On the basis of the De Leo definition, the primary focus needs to be a description of what the individual is doing, without attempting to attribute level of suicidal intent.
At the most basic level, for an individual presenting at the hospital, the questions to ask are the following:
- Was this injury, drug overdose or poisoning self-inflicted?
- If yes, was it intentional or accidental?
If the injury or poisoning is identified as intentionally self-inflicted on the basis of the exclusion and inclusion criteria (see Figure 3.1), the individual involved will require a psychological and/or psychiatric assessment. It is only at this stage that motivation and intent associated with the intentional self-harm could be explored.
On the basis of the De Leo et al 2004 definition, the inclusion criteria are as follows (i.e. the following are considered to be cases of intentional self-harm):
- All methods of intentional self-harm (as per ICD-10 coding, see Table 3.1) (e.g. alcohol overdose, illicit drug overdose, ingestion of pesticides, laceration, attempted drowning, attempted hanging, gunshot wound) where it is clear that the self-harm was intentionally inflicted.
- All individuals who are alive presenting or referred to the hospital following an act of intentional self-harm.
Some individuals may use a combination of methods, such as overdose of medication together with self-cutting.
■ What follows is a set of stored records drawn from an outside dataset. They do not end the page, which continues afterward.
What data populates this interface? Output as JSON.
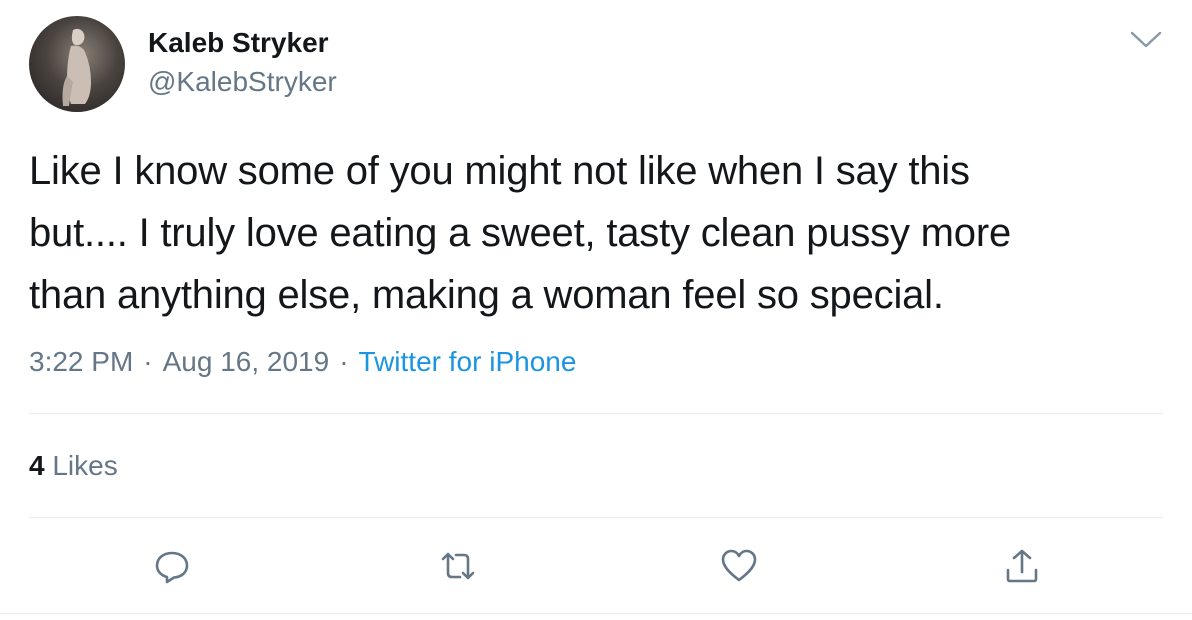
{
  "author": {
    "display_name": "Kaleb Stryker",
    "handle": "@KalebStryker"
  },
  "tweet": {
    "text_lines": [
      "Like I know some of you might not like when I say this",
      "but.... I truly love eating a sweet, tasty clean pussy more",
      "than anything else, making a woman feel so special."
    ],
    "time": "3:22 PM",
    "date": "Aug 16, 2019",
    "source": "Twitter for iPhone",
    "separator": "·"
  },
  "stats": {
    "likes_count": "4",
    "likes_label": "Likes"
  },
  "icons": {
    "more": "chevron-down-icon",
    "reply": "reply-icon",
    "retweet": "retweet-icon",
    "like": "heart-icon",
    "share": "share-icon"
  },
  "colors": {
    "text": "#14171a",
    "secondary": "#657786",
    "link": "#1b95e0",
    "divider": "#e6ecf0"
  }
}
If the individual has engaged in multiple methods of intentional self-harm at the time of presentation, all methods should be recorded.
On the basis of the De Leo et al 2004 definition, the exclusion criteria are as follows (i.e. the following are not considered to be cases of intentional self-harm):
- Accidental overdose of alcohol: An individual who drinks alcohol to excess requiring hospital treatment, but without any intention to self-harm, and who does not combine alcohol with other methods of self-harm.
- Accidental overdose of illicit drugs: An individual who takes illicit drugs (e.g. cocaine, heroin, ecstasy) on a regular basis without any intention to self-harm.
- Accidental overdose of prescription or over-the-counter medications: An individual who incorrectly follows a prescribed dosage, or who takes additional medication in the case of illness, or who takes an excess of over-the-counter medication without any intention to self-harm.
- Individuals who are dead on arrival at the hospital.
Examples of Exclusion (Not Cases of Intentional Self-Harm)
- Individual put his/her foot through the door in anger.
- Heavy intake of alcohol and medication (e.g. person withdrawing from heroin took a mixture of alcohol and medication hoping for relief)
- Person took usual medication twice by accident or to relieve chronic back pain.
- Insomnia-related incidents where medications are taken to help induce sleep.
- Medication taken to induce abortion for the purpose of terminating pregnancy.
- Alcohol-induced coma as a result of excessive alcohol intake by a young person experimenting with alcohol.
- Alcohol-induced coma as a result of excessive alcohol intake by a person suffering from alcohol dependence.
- Person had thoughts of drowning by jumping off a bridge, but took no action.